Yes, share prices keep setting new records, but they’re also looking less expensive on the way up as companies largely crush profit forecasts. The price-to-earnings ratio for the megacap FAANG tech shares like Facebook and Apple, which make up roughly a quarter of the S&P 500, sits just below 47, which is almost its exact average over the past five years and down from nearly 59 in mid-February. Indexes are the same: The S&P 500 price-to-earnings ratio is currently 30 after hitting an all-time high of 32 in late March.
In the eyes of JPMorgan’s Elyse Ausenbaugh, that cooling off means Fed officials likely feel little pressure to consider asset prices in their policy decisions as the last two-day meeting comes to a close this afternoon.
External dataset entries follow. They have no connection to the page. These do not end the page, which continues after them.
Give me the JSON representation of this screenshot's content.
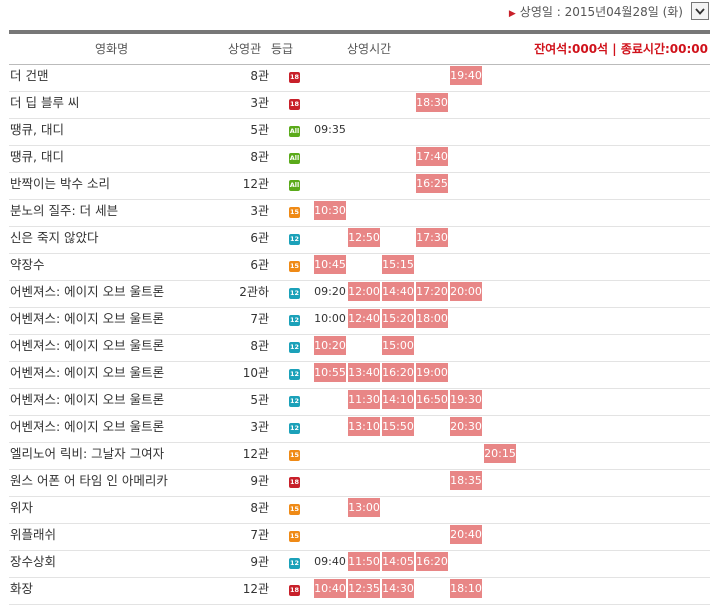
{
  "header": {
    "date_arrow": "▶",
    "date_text": "상영일 : 2015년04월28일 (화)",
    "dropdown_icon": "chevron-down-icon"
  },
  "columns": {
    "title": "영화명",
    "hall": "상영관",
    "rating": "등급",
    "times": "상영시간",
    "info": "잔여석:000석 | 종료시간:00:00"
  },
  "colors": {
    "accent": "#c8202a",
    "slot": "#e88686",
    "r18": "#c8202a",
    "r15": "#ef8a16",
    "r12": "#1ba1b9",
    "rall": "#5aaa1a"
  },
  "rows": [
    {
      "title": "더 건맨",
      "hall": "8관",
      "rating": "18",
      "times": [
        {
          "col": 4,
          "t": "19:40",
          "on": true
        }
      ]
    },
    {
      "title": "더 딥 블루 씨",
      "hall": "3관",
      "rating": "18",
      "times": [
        {
          "col": 3,
          "t": "18:30",
          "on": true
        }
      ]
    },
    {
      "title": "땡큐, 대디",
      "hall": "5관",
      "rating": "All",
      "times": [
        {
          "col": 0,
          "t": "09:35",
          "on": false
        }
      ]
    },
    {
      "title": "땡큐, 대디",
      "hall": "8관",
      "rating": "All",
      "times": [
        {
          "col": 3,
          "t": "17:40",
          "on": true
        }
      ]
    },
    {
      "title": "반짝이는 박수 소리",
      "hall": "12관",
      "rating": "All",
      "times": [
        {
          "col": 3,
          "t": "16:25",
          "on": true
        }
      ]
    },
    {
      "title": "분노의 질주: 더 세븐",
      "hall": "3관",
      "rating": "15",
      "times": [
        {
          "col": 0,
          "t": "10:30",
          "on": true
        }
      ]
    },
    {
      "title": "신은 죽지 않았다",
      "hall": "6관",
      "rating": "12",
      "times": [
        {
          "col": 1,
          "t": "12:50",
          "on": true
        },
        {
          "col": 3,
          "t": "17:30",
          "on": true
        }
      ]
    },
    {
      "title": "약장수",
      "hall": "6관",
      "rating": "15",
      "times": [
        {
          "col": 0,
          "t": "10:45",
          "on": true
        },
        {
          "col": 2,
          "t": "15:15",
          "on": true
        }
      ]
    },
    {
      "title": "어벤져스: 에이지 오브 울트론",
      "hall": "2관하",
      "rating": "12",
      "times": [
        {
          "col": 0,
          "t": "09:20",
          "on": false
        },
        {
          "col": 1,
          "t": "12:00",
          "on": true
        },
        {
          "col": 2,
          "t": "14:40",
          "on": true
        },
        {
          "col": 3,
          "t": "17:20",
          "on": true
        },
        {
          "col": 4,
          "t": "20:00",
          "on": true
        }
      ]
    },
    {
      "title": "어벤져스: 에이지 오브 울트론",
      "hall": "7관",
      "rating": "12",
      "times": [
        {
          "col": 0,
          "t": "10:00",
          "on": false
        },
        {
          "col": 1,
          "t": "12:40",
          "on": true
        },
        {
          "col": 2,
          "t": "15:20",
          "on": true
        },
        {
          "col": 3,
          "t": "18:00",
          "on": true
        }
      ]
    },
    {
      "title": "어벤져스: 에이지 오브 울트론",
      "hall": "8관",
      "rating": "12",
      "times": [
        {
          "col": 0,
          "t": "10:20",
          "on": true
        },
        {
          "col": 2,
          "t": "15:00",
          "on": true
        }
      ]
    },
    {
      "title": "어벤져스: 에이지 오브 울트론",
      "hall": "10관",
      "rating": "12",
      "times": [
        {
          "col": 0,
          "t": "10:55",
          "on": true
        },
        {
          "col": 1,
          "t": "13:40",
          "on": true
        },
        {
          "col": 2,
          "t": "16:20",
          "on": true
        },
        {
          "col": 3,
          "t": "19:00",
          "on": true
        }
      ]
    },
    {
      "title": "어벤져스: 에이지 오브 울트론",
      "hall": "5관",
      "rating": "12",
      "times": [
        {
          "col": 1,
          "t": "11:30",
          "on": true
        },
        {
          "col": 2,
          "t": "14:10",
          "on": true
        },
        {
          "col": 3,
          "t": "16:50",
          "on": true
        },
        {
          "col": 4,
          "t": "19:30",
          "on": true
        }
      ]
    },
    {
      "title": "어벤져스: 에이지 오브 울트론",
      "hall": "3관",
      "rating": "12",
      "times": [
        {
          "col": 1,
          "t": "13:10",
          "on": true
        },
        {
          "col": 2,
          "t": "15:50",
          "on": true
        },
        {
          "col": 4,
          "t": "20:30",
          "on": true
        }
      ]
    },
    {
      "title": "엘리노어 릭비: 그날자 그여자",
      "hall": "12관",
      "rating": "15",
      "times": [
        {
          "col": 5,
          "t": "20:15",
          "on": true
        }
      ]
    },
    {
      "title": "원스 어폰 어 타임 인 아메리카",
      "hall": "9관",
      "rating": "18",
      "times": [
        {
          "col": 4,
          "t": "18:35",
          "on": true
        }
      ]
    },
    {
      "title": "위자",
      "hall": "8관",
      "rating": "15",
      "times": [
        {
          "col": 1,
          "t": "13:00",
          "on": true
        }
      ]
    },
    {
      "title": "위플래쉬",
      "hall": "7관",
      "rating": "15",
      "times": [
        {
          "col": 4,
          "t": "20:40",
          "on": true
        }
      ]
    },
    {
      "title": "장수상회",
      "hall": "9관",
      "rating": "12",
      "times": [
        {
          "col": 0,
          "t": "09:40",
          "on": false
        },
        {
          "col": 1,
          "t": "11:50",
          "on": true
        },
        {
          "col": 2,
          "t": "14:05",
          "on": true
        },
        {
          "col": 3,
          "t": "16:20",
          "on": true
        }
      ]
    },
    {
      "title": "화장",
      "hall": "12관",
      "rating": "18",
      "times": [
        {
          "col": 0,
          "t": "10:40",
          "on": true
        },
        {
          "col": 1,
          "t": "12:35",
          "on": true
        },
        {
          "col": 2,
          "t": "14:30",
          "on": true
        },
        {
          "col": 4,
          "t": "18:10",
          "on": true
        }
      ]
    }
  ]
}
“Look at the five biggest stocks in the (S&P 500) and they’re actually trading at valuations that, relative to their history, aren’t all that unpalatable,” Ausenbaugh, a global markets strategist at the firm’s private bank, said on Bloomberg Television. “So I don’t necessarily think that the Fed is really having this perspective that they’ve got to manage or consider carefully as they determine what their future policy path is going to be.”